My recipe comes mostly from Lilly Joss Reich's The Viennese Pastry Cookbook with Schlagobers (sweetened whipped cream) and Chocolate Glaze recipes from Rick Rodgers's Kaffeehaus.  Rodgers writes that Metternich wanted a cake that was the opposite of the "light, fluffy, creamy 'feminine'" cakes popular at the time, so Sacher created a "dryer, more compact 'masculine' cake."*  Lilly Joss Reich's recipe adds an extra egg white, which she argues keeps the cake more moist.  Extra egg white or not, it is imperative to eat Sachertorte with Schlagobers.

Remember!
Read about the contest here.  If you bake your own Sachertorte, please submit your comment (on this post) by 11:59 p.m.
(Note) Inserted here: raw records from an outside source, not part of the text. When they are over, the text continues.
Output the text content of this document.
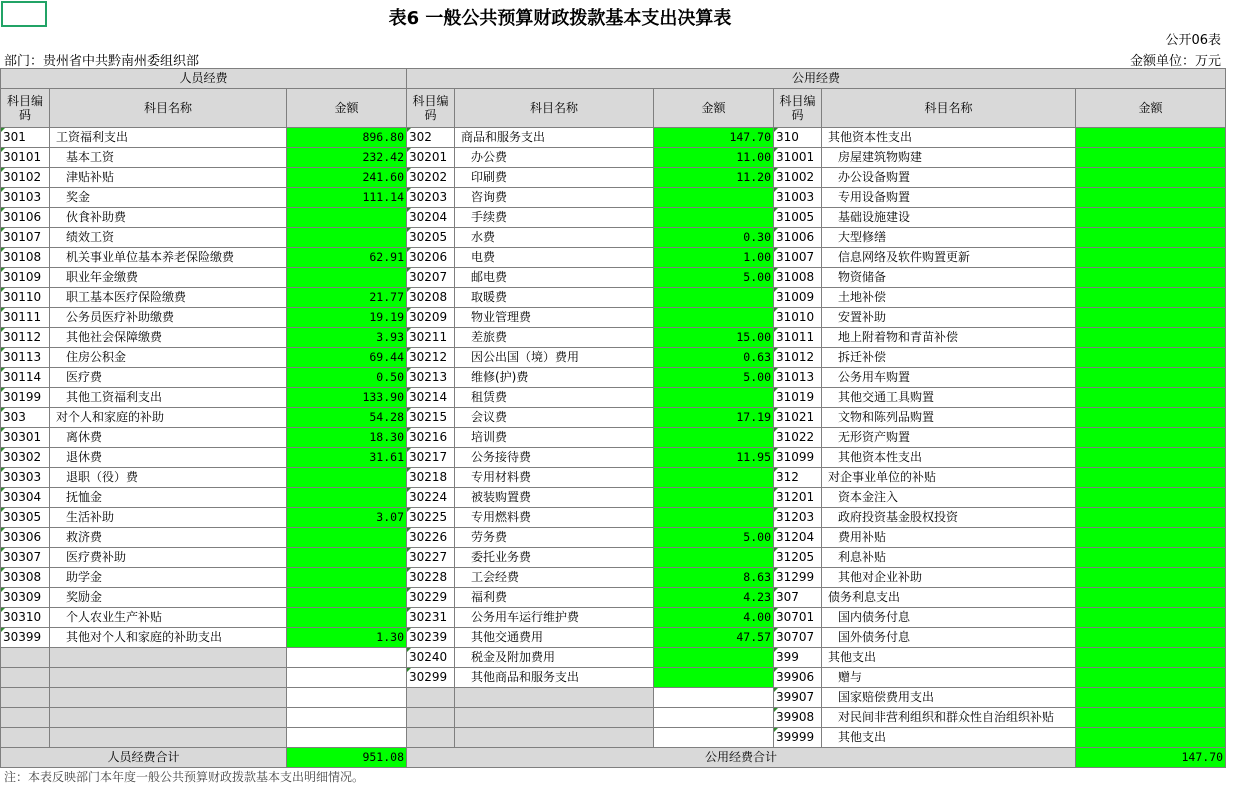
表6 一般公共预算财政拨款基本支出决算表
公开06表
部门：贵州省中共黔南州委组织部	金额单位：万元
人员经费			公用经费					
科目编码	科目名称	金额	科目编码	科目名称	金额	科目编码	科目名称	金额
301	工资福利支出	896.80	302	商品和服务支出	147.70	310	其他资本性支出	
30101	基本工资	232.42	30201	办公费	11.00	31001	房屋建筑物购建	
30102	津贴补贴	241.60	30202	印刷费	11.20	31002	办公设备购置	
30103	奖金	111.14	30203	咨询费		31003	专用设备购置	
30106	伙食补助费		30204	手续费		31005	基础设施建设	
30107	绩效工资		30205	水费	0.30	31006	大型修缮	
30108	机关事业单位基本养老保险缴费	62.91	30206	电费	1.00	31007	信息网络及软件购置更新	
30109	职业年金缴费		30207	邮电费	5.00	31008	物资储备	
30110	职工基本医疗保险缴费	21.77	30208	取暖费		31009	土地补偿	
30111	公务员医疗补助缴费	19.19	30209	物业管理费		31010	安置补助	
30112	其他社会保障缴费	3.93	30211	差旅费	15.00	31011	地上附着物和青苗补偿	
30113	住房公积金	69.44	30212	因公出国（境）费用	0.63	31012	拆迁补偿	
30114	医疗费	0.50	30213	维修(护)费	5.00	31013	公务用车购置	
30199	其他工资福利支出	133.90	30214	租赁费		31019	其他交通工具购置	
303	对个人和家庭的补助	54.28	30215	会议费	17.19	31021	文物和陈列品购置	
30301	离休费	18.30	30216	培训费		31022	无形资产购置	
30302	退休费	31.61	30217	公务接待费	11.95	31099	其他资本性支出	
30303	退职（役）费		30218	专用材料费		312	对企事业单位的补贴	
30304	抚恤金		30224	被装购置费		31201	资本金注入	
30305	生活补助	3.07	30225	专用燃料费		31203	政府投资基金股权投资	
30306	救济费		30226	劳务费	5.00	31204	费用补贴	
30307	医疗费补助		30227	委托业务费		31205	利息补贴	
30308	助学金		30228	工会经费	8.63	31299	其他对企业补助	
30309	奖励金		30229	福利费	4.23	307	债务利息支出	
30310	个人农业生产补贴		30231	公务用车运行维护费	4.00	30701	国内债务付息	
30399	其他对个人和家庭的补助支出	1.30	30239	其他交通费用	47.57	30707	国外债务付息	
			30240	税金及附加费用		399	其他支出	
			30299	其他商品和服务支出		39906	赠与	
						39907	国家赔偿费用支出	
						39908	对民间非营利组织和群众性自治组织补贴	
						39999	其他支出	
人员经费合计		951.08	公用经费合计					147.70
注：本表反映部门本年度一般公共预算财政拨款基本支出明细情况。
CST Monday, January 31, 2011.  Good luck!


Sachertorte

Recipe notes:
  • Because this recipe contains no baking powder, all that stands between your Sachertorte and a large chocolate cheesecake crust is the air that you beat into the egg whites.  Make sure they are sufficiently stiff and that you fold, not stir, them into the rest of the batter.
  • Even though snobs (and I mean people who are just as snobby as I am, but in different ways) say that chocolate chips are inferior to bars of chocolate, I don't see them volunteering to clean all the little bits of chocolate off my counter.  So, I use chocolate chips, but I use good ones like Guittard or Ghirardelli.  They're tasty and not waxy.  I used the 60% cacao  Ghirardelli chips in this recipe, not the 72% cacao Guittard, mostly because that's what they had at World Market (my favorite chain store ever).
  • About preserves: I think it's best to spend a little extra time and money to get a brand that does not use high-fructose corn syrup.  I know there are a lot of people who will argue sugar is sugar, but I think that using high-fructose corn syrup (which is much cheaper) shows an appalling lack of concern for the quality of the final product--but that's just me, speaking from my soap box.
  • Light or gold rums will work best for the apricot glaze.  Don't use spiced rum!  I'm no expert on rums, so I just used the Bacardi Superior that has been in our fridge for an embarrassingly long time.
  • The chocolate glaze will take forever to heat from 220 degrees to 234 degrees.  Don't panic, don't turn up the heat.  Just be patient!
  • In Kaffeehaus, Rick Rodgers suggests scraping the excess chocolate glaze that is left on the baking sheet, refrigerate it and then use it (with milk) to make hot chocolate.
  • I also think it's imperative to listen to Viennese waltzes while baking (and eating) Sachertorte.








*Rick Rodgers, "The Story Behind Sachertorte," in Kaffeehaus (New York: Clarkson Potter, 2002), 60-61.